For the second straight day, the newspaper used facing pages inside the first section for storm coverage.

"You're liable to see some things you've never seen before. There is a possibility that there are going to be some dead bodies. I'm trying to prepare you," Lt. Robert Starnes of the Hamilton County Sheriff's Department told volunteers at Apison Elementary School.

"A sack full of Krystals rested in the passenger seat of a badly beaten Jeep Cherokee that was tossed like - well, a bag of Krystals - onto a sidewalk," was how one reporter described the scene in Ringgold.

"All you could hear was the roar - you couldn't even hear the walls being blown away. It was over in five seconds. All that was left was the carpet on the floor," Jacob Taylor of Trenton, Georgia, told one Times Free Press journalist.

The top third of the Times Free Press Sports section reported on how the tornado devastated athletic facilities at Ringgold High School. All that was left of the baseball field, the report said, was the press box and part of a concession stand. "Tigers' Fields Demolished" was the lead headline.

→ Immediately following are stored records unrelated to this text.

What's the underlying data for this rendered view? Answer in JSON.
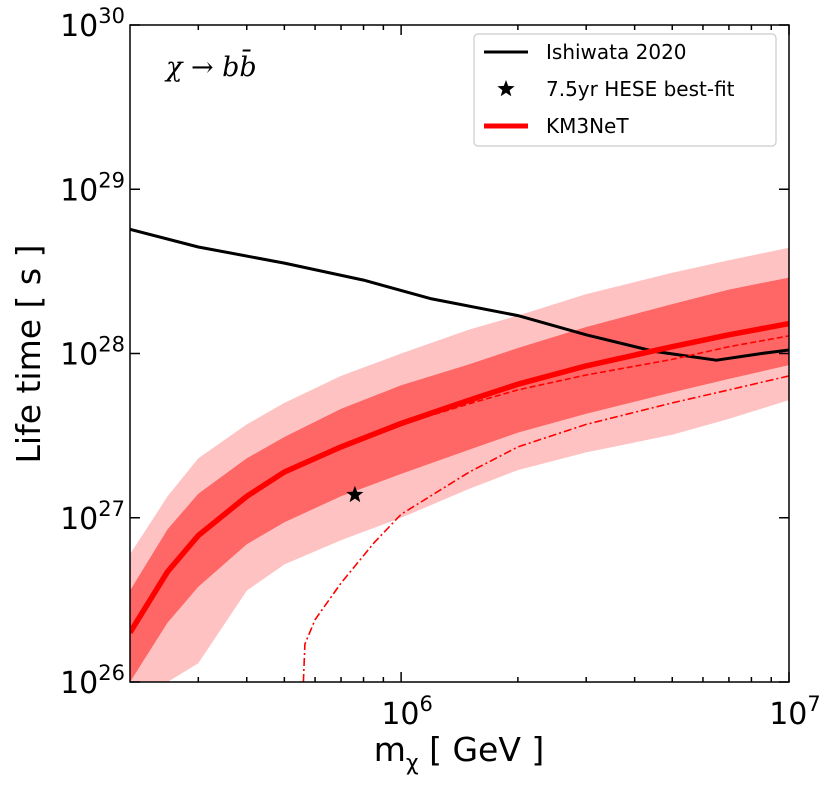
{
  "chart_data": {
    "type": "line",
    "title": "",
    "annotation": "χ → bb̄",
    "xlabel": "m_χ [ GeV ]",
    "xlabel_parts": {
      "base": "m",
      "sub": "χ",
      "rest": " [ GeV ]"
    },
    "ylabel": "Life time [ s ]",
    "x_scale": "log",
    "y_scale": "log",
    "xlim": [
      200000,
      10000000
    ],
    "ylim": [
      1e+26,
      1e+30
    ],
    "x_ticks": [
      {
        "value": 1000000,
        "base": "10",
        "exp": "6"
      },
      {
        "value": 10000000,
        "base": "10",
        "exp": "7"
      }
    ],
    "y_ticks": [
      {
        "value": 1e+26,
        "base": "10",
        "exp": "26"
      },
      {
        "value": 1e+27,
        "base": "10",
        "exp": "27"
      },
      {
        "value": 1e+28,
        "base": "10",
        "exp": "28"
      },
      {
        "value": 1e+29,
        "base": "10",
        "exp": "29"
      },
      {
        "value": 1e+30,
        "base": "10",
        "exp": "30"
      }
    ],
    "grid": false,
    "legend_position": "top-right",
    "legend": [
      {
        "label": "Ishiwata 2020",
        "style": "line",
        "color": "#000000"
      },
      {
        "label": "7.5yr HESE best-fit",
        "style": "star",
        "color": "#000000"
      },
      {
        "label": "KM3NeT",
        "style": "thick-line",
        "color": "#ff0000"
      }
    ],
    "series": [
      {
        "name": "Ishiwata 2020",
        "kind": "line",
        "color": "#000000",
        "x": [
          200000,
          300000,
          500000,
          800000,
          1200000,
          2000000,
          3000000,
          4500000,
          6500000,
          8500000,
          10000000
        ],
        "y": [
          5.7e+28,
          4.45e+28,
          3.55e+28,
          2.8e+28,
          2.15e+28,
          1.7e+28,
          1.3e+28,
          1.03e+28,
          9.1e+27,
          1e+28,
          1.05e+28
        ]
      },
      {
        "name": "KM3NeT",
        "kind": "thick-line",
        "color": "#ff0000",
        "x": [
          200000,
          250000,
          300000,
          400000,
          500000,
          700000,
          1000000,
          1500000,
          2000000,
          3000000,
          5000000,
          7000000,
          10000000
        ],
        "y": [
          2e+26,
          4.7e+26,
          7.8e+26,
          1.35e+27,
          1.9e+27,
          2.7e+27,
          3.75e+27,
          5.2e+27,
          6.5e+27,
          8.4e+27,
          1.1e+28,
          1.3e+28,
          1.52e+28
        ]
      },
      {
        "kind": "dashed-line",
        "color": "#ff0000",
        "x": [
          700000,
          1000000,
          1500000,
          2000000,
          3000000,
          5000000,
          7000000,
          10000000
        ],
        "y": [
          2.7e+27,
          3.7e+27,
          4.95e+27,
          6e+27,
          7.4e+27,
          9.2e+27,
          1.1e+28,
          1.28e+28
        ]
      },
      {
        "kind": "dashdot-line",
        "color": "#ff0000",
        "x": [
          560000,
          565000,
          600000,
          700000,
          850000,
          1000000,
          1500000,
          2000000,
          3000000,
          5000000,
          7000000,
          10000000
        ],
        "y": [
          1e+26,
          1.7e+26,
          2.4e+26,
          4e+26,
          7e+26,
          1.05e+27,
          1.9e+27,
          2.7e+27,
          3.7e+27,
          5e+27,
          6e+27,
          7.3e+27
        ]
      },
      {
        "kind": "band",
        "color": "#ffc2c2",
        "x": [
          200000,
          250000,
          300000,
          400000,
          500000,
          700000,
          1000000,
          1500000,
          2000000,
          3000000,
          5000000,
          7000000,
          10000000
        ],
        "upper": [
          6e+26,
          1.35e+27,
          2.3e+27,
          3.7e+27,
          5e+27,
          7.3e+27,
          1e+28,
          1.4e+28,
          1.7e+28,
          2.3e+28,
          3.1e+28,
          3.7e+28,
          4.4e+28
        ],
        "lower": [
          1e+26,
          1e+26,
          1.3e+26,
          3.6e+26,
          5.2e+26,
          7.3e+26,
          1e+27,
          1.5e+27,
          1.95e+27,
          2.5e+27,
          3.2e+27,
          4e+27,
          5.2e+27
        ]
      },
      {
        "kind": "band",
        "color": "#ff6666",
        "x": [
          200000,
          250000,
          300000,
          400000,
          500000,
          700000,
          1000000,
          1500000,
          2000000,
          3000000,
          5000000,
          7000000,
          10000000
        ],
        "upper": [
          3.6e+26,
          8.5e+26,
          1.4e+27,
          2.3e+27,
          3.1e+27,
          4.6e+27,
          6.4e+27,
          8.6e+27,
          1.08e+28,
          1.45e+28,
          2e+28,
          2.45e+28,
          2.9e+28
        ],
        "lower": [
          1e+26,
          2.3e+26,
          3.8e+26,
          6.9e+26,
          9.4e+26,
          1.35e+27,
          1.85e+27,
          2.6e+27,
          3.3e+27,
          4.3e+27,
          5.8e+27,
          7e+27,
          8.5e+27
        ]
      },
      {
        "name": "7.5yr HESE best-fit",
        "kind": "star",
        "color": "#000000",
        "x": [
          760000
        ],
        "y": [
          1.38e+27
        ]
      }
    ]
  }
}
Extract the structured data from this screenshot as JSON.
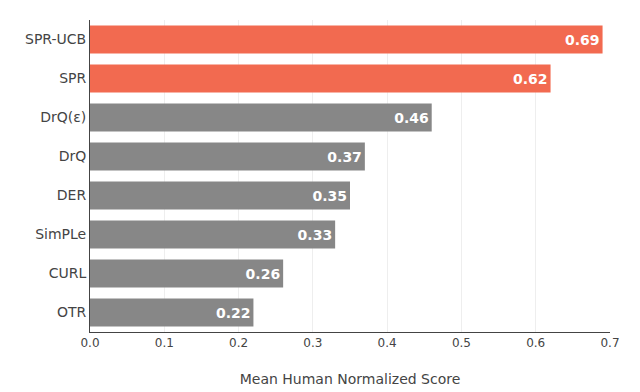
{
  "chart_data": {
    "type": "bar",
    "orientation": "horizontal",
    "categories": [
      "SPR-UCB",
      "SPR",
      "DrQ(ε)",
      "DrQ",
      "DER",
      "SimPLe",
      "CURL",
      "OTR"
    ],
    "values": [
      0.69,
      0.62,
      0.46,
      0.37,
      0.35,
      0.33,
      0.26,
      0.22
    ],
    "colors": [
      "#F26A50",
      "#F26A50",
      "#878787",
      "#878787",
      "#878787",
      "#878787",
      "#878787",
      "#878787"
    ],
    "xlabel": "Mean Human Normalized Score",
    "xlim": [
      0.0,
      0.7
    ],
    "xticks": [
      {
        "value": 0.0,
        "label": "0.0"
      },
      0.1,
      0.2,
      0.3,
      0.4,
      0.5,
      0.6,
      0.7
    ],
    "grid": true,
    "data_labels": true
  }
}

Lindsey Young, still a member of the Sports department, wrote a story datelined from Ringgold.

"It was midnight, nearly four hours after a tornado had changed this community forever Wednesday, and Brent Tucker was standing in what used to be Bill Womack Field. The Ringgold High School baseball coach wasn't really sure what he was looking at.

"There is no field, no light poles, dugouts or stands," Tucker said. He added, "The football fieldhouse is gone. So is the wrestling building and ROTC building. The football scoreboard is ripped in half. I went to the field last night and again today. I wish I hadn't gone either time."

Lee Anderson said on the Free Press editorial page, "We should remember and encourage as best we can those who have suffered the most from nature's ravages throughout our area. All who have the means should volunteer their time and make donations to worthy organizations that are helping the bereaved and afflicted."

Harry Austin on the Times editorial page talked of storms of "historic proportions" and "storms of death and destruction." He added, "If there is a blessing to be found in Wednesday's events, it is the outpouring of care, assistance and concern that has been apparent in the aftermath of the storms."

In the days following the storm, the National Weather Service would report that the 317 deaths on April 27 were the most tornado-related fatalities in the United States in a single day since 1925.

It said that the tornado that killed 20 people and injured hundreds more traveled 57 miles across Catoosa, Hamilton, Bradley, Polk and McMinn counties. The tornado was given a rating of EF-4 with winds ranging from 175–190 mph, and the path of the tornado was between a third and a half-mile wide.

"No one here, or anywhere, who went through it will ever forget it," said Brooks.